CAPÍTULO 2

244 33 93
                                    

A cerimônia de condecoração finalmente tinha acabado e Carla seguiu cabisbaixa para fora do grande salão.

No caminho, via as pessoas que haviam sido condecoradas conversando entre si, rindo e comemorando, seguindo suas felizes vidas em uma celebração que parecia exagerada demais, como se quisessem apenas feri-la com ela. Sentia a fúria e as lágrimas presas em sua garganta sufocando-a. Como ousavam ser felizes enquanto ela se sentia miserável?

Ela caminhou lentamente pelos corredores do amplo andar daquele prédio até o hall e finalmente estava sozinha, embrenhando-se pelos caminhos como quem se perde. Mas não estava perdida, sabia cada ponto e destino daquelas vielas como a palma de sua mão.

A sede da Ordem era como sua segunda casa, afinal, tinha crescido nela e conhecia tudo a respeito da maior máfia do continente.

Seu pai tinha sido um dos integrantes da cúpula, o primeiro e único agregado da história da organização a assumir a cadeira de Vice Líder. E antes do atual gestor, Ruan Castro, sua avó tinha sido a Grande Líder, a memorável Raquel Moretti.

Ninguém pertencia mais àquele mundo do que Carla Moretti.
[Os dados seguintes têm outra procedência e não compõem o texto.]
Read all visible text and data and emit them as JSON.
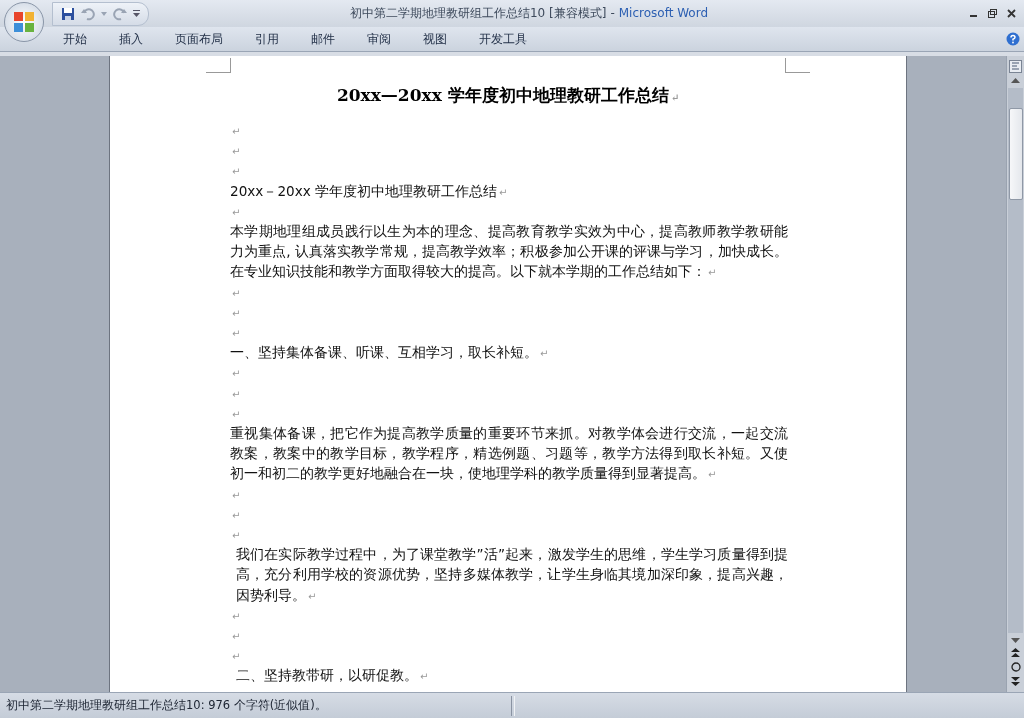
{
  "window": {
    "doc_title": "初中第二学期地理教研组工作总结10 [兼容模式]",
    "separator": "-",
    "app_name": "Microsoft Word"
  },
  "ribbon_tabs": [
    {
      "label": "开始"
    },
    {
      "label": "插入"
    },
    {
      "label": "页面布局"
    },
    {
      "label": "引用"
    },
    {
      "label": "邮件"
    },
    {
      "label": "审阅"
    },
    {
      "label": "视图"
    },
    {
      "label": "开发工具"
    }
  ],
  "document": {
    "title": "20xx—20xx 学年度初中地理教研工作总结",
    "title_mark": "↵",
    "paragraphs": [
      {
        "mark": "↵"
      },
      {
        "mark": "↵"
      },
      {
        "mark": "↵"
      },
      {
        "text": "20xx－20xx 学年度初中地理教研工作总结",
        "mark": "↵",
        "indented": false
      },
      {
        "mark": "↵"
      },
      {
        "text": "本学期地理组成员践行以生为本的理念、提高教育教学实效为中心，提高教师教学教研能力为重点, 认真落实教学常规，提高教学效率；积极参加公开课的评课与学习，加快成长。在专业知识技能和教学方面取得较大的提高。以下就本学期的工作总结如下：",
        "mark": "↵",
        "indented": false
      },
      {
        "mark": "↵"
      },
      {
        "mark": "↵"
      },
      {
        "mark": "↵"
      },
      {
        "text": "一、坚持集体备课、听课、互相学习，取长补短。",
        "mark": "↵",
        "indented": false
      },
      {
        "mark": "↵"
      },
      {
        "mark": "↵"
      },
      {
        "mark": "↵"
      },
      {
        "text": "重视集体备课，把它作为提高教学质量的重要环节来抓。对教学体会进行交流，一起交流教案，教案中的教学目标，教学程序，精选例题、习题等，教学方法得到取长补短。又使初一和初二的教学更好地融合在一块，使地理学科的教学质量得到显著提高。",
        "mark": "↵",
        "indented": false
      },
      {
        "mark": "↵"
      },
      {
        "mark": "↵"
      },
      {
        "mark": "↵"
      },
      {
        "text": "我们在实际教学过程中，为了课堂教学”活”起来，激发学生的思维，学生学习质量得到提高，充分利用学校的资源优势，坚持多媒体教学，让学生身临其境加深印象，提高兴趣，因势利导。",
        "mark": "↵",
        "indented": true
      },
      {
        "mark": "↵"
      },
      {
        "mark": "↵"
      },
      {
        "mark": "↵"
      },
      {
        "text": "二、坚持教带研，以研促教。",
        "mark": "↵",
        "indented": true
      }
    ]
  },
  "status_bar": {
    "text": "初中第二学期地理教研组工作总结10: 976 个字符(近似值)。"
  }
}
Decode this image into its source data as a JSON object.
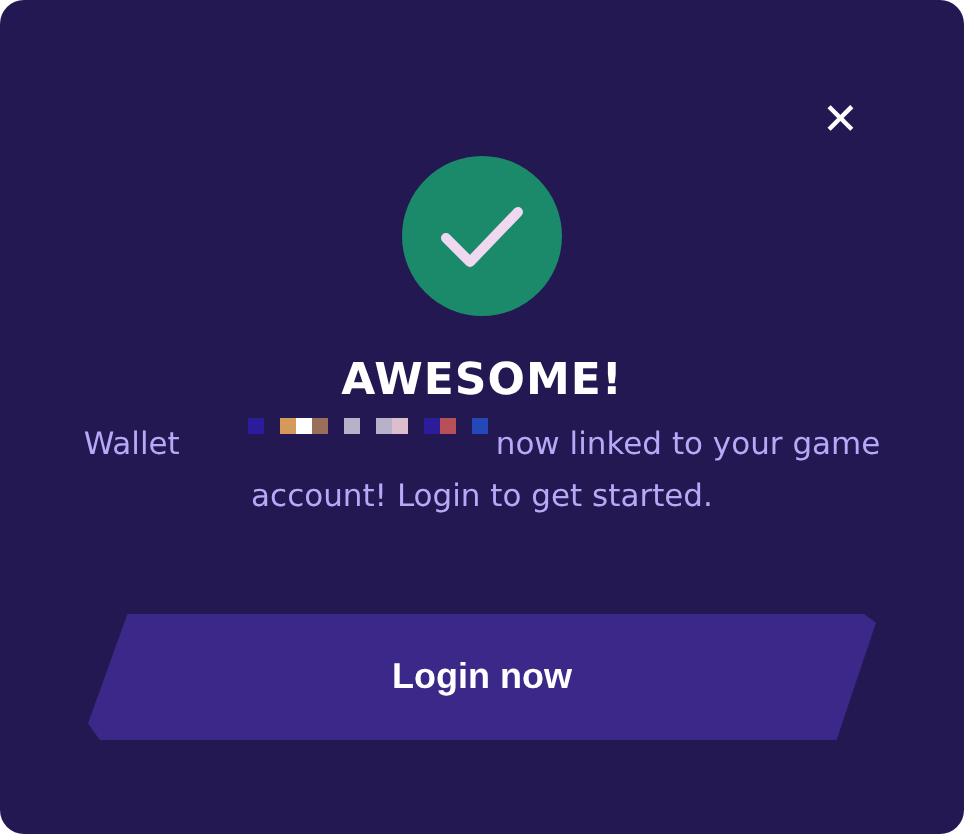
{
  "dialog": {
    "close": "✕",
    "title": "AWESOME!",
    "message": {
      "lead": "Wallet",
      "rest": "now linked to your game account! Login to get started."
    },
    "button": "Login now"
  }
}
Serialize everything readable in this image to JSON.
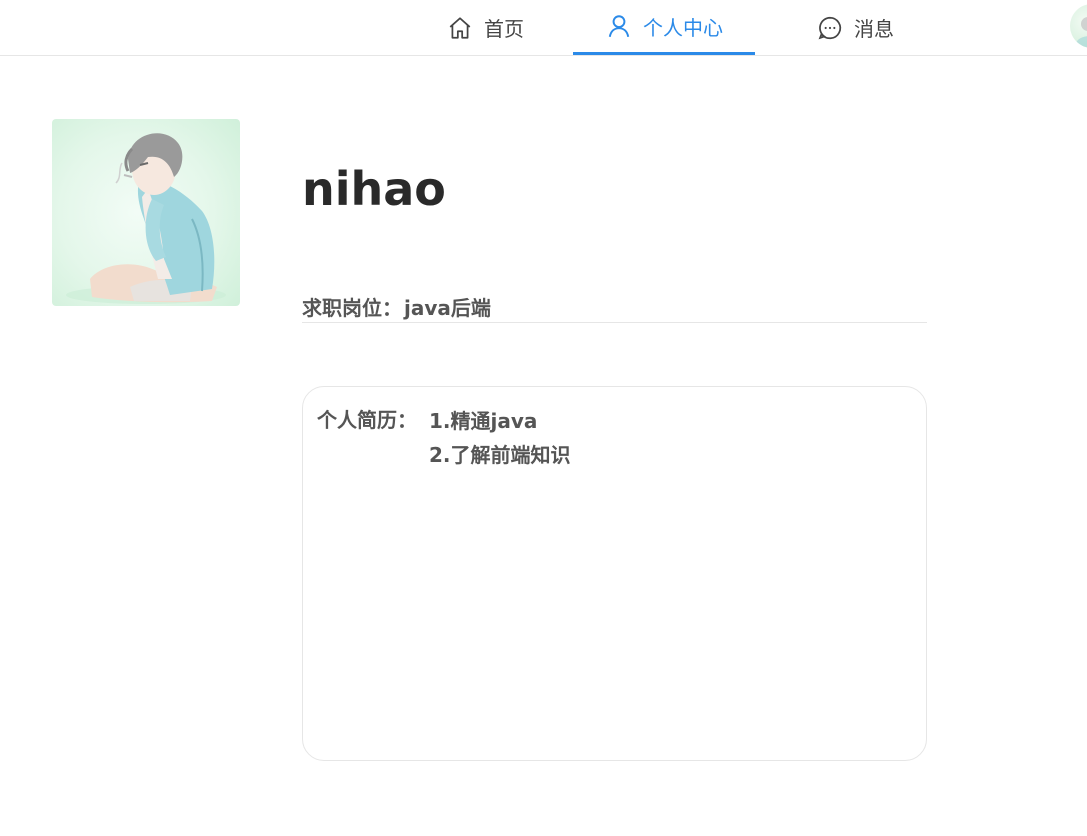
{
  "nav": {
    "items": [
      {
        "label": "首页",
        "icon": "home-icon"
      },
      {
        "label": "个人中心",
        "icon": "user-icon",
        "active": true
      },
      {
        "label": "消息",
        "icon": "message-icon"
      }
    ],
    "active_color": "#2b8ae8"
  },
  "profile": {
    "username": "nihao",
    "job_label": "求职岗位：",
    "job_value": "java后端",
    "resume_label": "个人简历：",
    "resume_lines": [
      "1.精通java",
      "2.了解前端知识"
    ]
  }
}
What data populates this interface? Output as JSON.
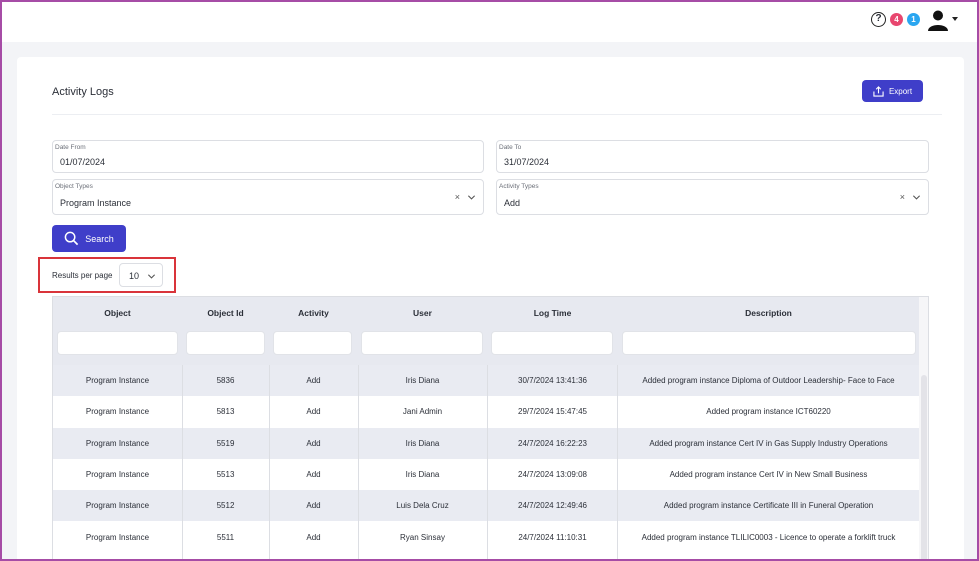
{
  "header": {
    "help_icon_glyph": "?",
    "notifications_count": "4",
    "messages_count": "1"
  },
  "page": {
    "title": "Activity Logs",
    "export_label": "Export"
  },
  "filters": {
    "date_from_label": "Date From",
    "date_from_value": "01/07/2024",
    "date_to_label": "Date To",
    "date_to_value": "31/07/2024",
    "object_types_label": "Object Types",
    "object_types_value": "Program Instance",
    "activity_types_label": "Activity Types",
    "activity_types_value": "Add",
    "clear_glyph": "×",
    "search_label": "Search"
  },
  "pagination": {
    "results_per_page_label": "Results per page",
    "results_per_page_value": "10"
  },
  "table": {
    "columns": [
      "Object",
      "Object Id",
      "Activity",
      "User",
      "Log Time",
      "Description"
    ],
    "rows": [
      [
        "Program Instance",
        "5836",
        "Add",
        "Iris Diana",
        "30/7/2024 13:41:36",
        "Added program instance Diploma of Outdoor Leadership- Face to Face"
      ],
      [
        "Program Instance",
        "5813",
        "Add",
        "Jani Admin",
        "29/7/2024 15:47:45",
        "Added program instance ICT60220"
      ],
      [
        "Program Instance",
        "5519",
        "Add",
        "Iris Diana",
        "24/7/2024 16:22:23",
        "Added program instance Cert IV in Gas Supply Industry Operations"
      ],
      [
        "Program Instance",
        "5513",
        "Add",
        "Iris Diana",
        "24/7/2024 13:09:08",
        "Added program instance Cert IV in New Small Business"
      ],
      [
        "Program Instance",
        "5512",
        "Add",
        "Luis Dela Cruz",
        "24/7/2024 12:49:46",
        "Added program instance Certificate III in Funeral Operation"
      ],
      [
        "Program Instance",
        "5511",
        "Add",
        "Ryan Sinsay",
        "24/7/2024 11:10:31",
        "Added program instance TLILIC0003 - Licence to operate a forklift truck"
      ]
    ]
  },
  "colors": {
    "primary": "#3f3ec9",
    "highlight": "#d9343a",
    "badge_red": "#e8466f",
    "badge_blue": "#2aa6f0"
  }
}
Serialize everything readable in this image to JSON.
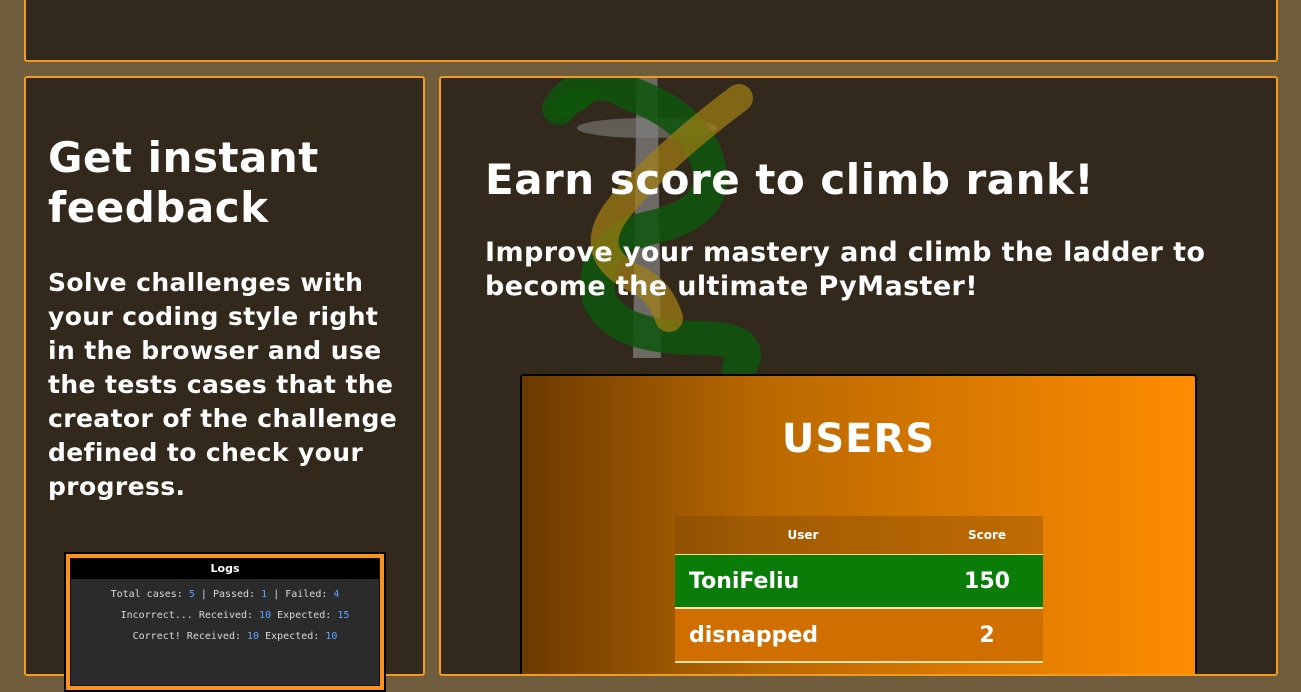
{
  "left_panel": {
    "title": "Get instant feedback",
    "text": "Solve challenges with your coding style right in the browser and use the tests cases that the creator of the challenge defined to check your progress.",
    "logs": {
      "header": "Logs",
      "line1": {
        "total_label": "Total cases:",
        "total": "5",
        "passed_label": "| Passed:",
        "passed": "1",
        "failed_label": "| Failed:",
        "failed": "4"
      },
      "line2": {
        "prefix": "Incorrect... Received:",
        "received": "10",
        "expected_label": "Expected:",
        "expected": "15"
      },
      "line3": {
        "prefix": "Correct! Received:",
        "received": "10",
        "expected_label": "Expected:",
        "expected": "10"
      }
    }
  },
  "right_panel": {
    "title": "Earn score to climb rank!",
    "text": "Improve your mastery and climb the ladder to become the ultimate PyMaster!",
    "users_card": {
      "title": "USERS",
      "columns": {
        "user": "User",
        "score": "Score"
      },
      "rows": [
        {
          "user": "ToniFeliu",
          "score": "150"
        },
        {
          "user": "disnapped",
          "score": "2"
        }
      ]
    }
  },
  "colors": {
    "background": "#6f5d3e",
    "panel": "#32291c",
    "panel_border": "#f19a1c",
    "first_row": "#0a7d08",
    "accent_orange": "#ff8c00"
  }
}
A Ordem é como um conglomerado de empresas. Muitas empresas. Grandes, pequenas, algumas mais rentáveis e outras menos, trocando serviços entre si de forma colaborativa e orgânica. Uma rede complexa de interações, serviços e conflitos, em muitos níveis e camadas.

Como todo conglomerado, existe um líder, um CEO que encabeça tudo — o Grande Líder. E também uma cúpula de Vice Líderes, com pessoas influentes selecionadas que administram todos os interesses das engrenagens que são cada "empresa" associada.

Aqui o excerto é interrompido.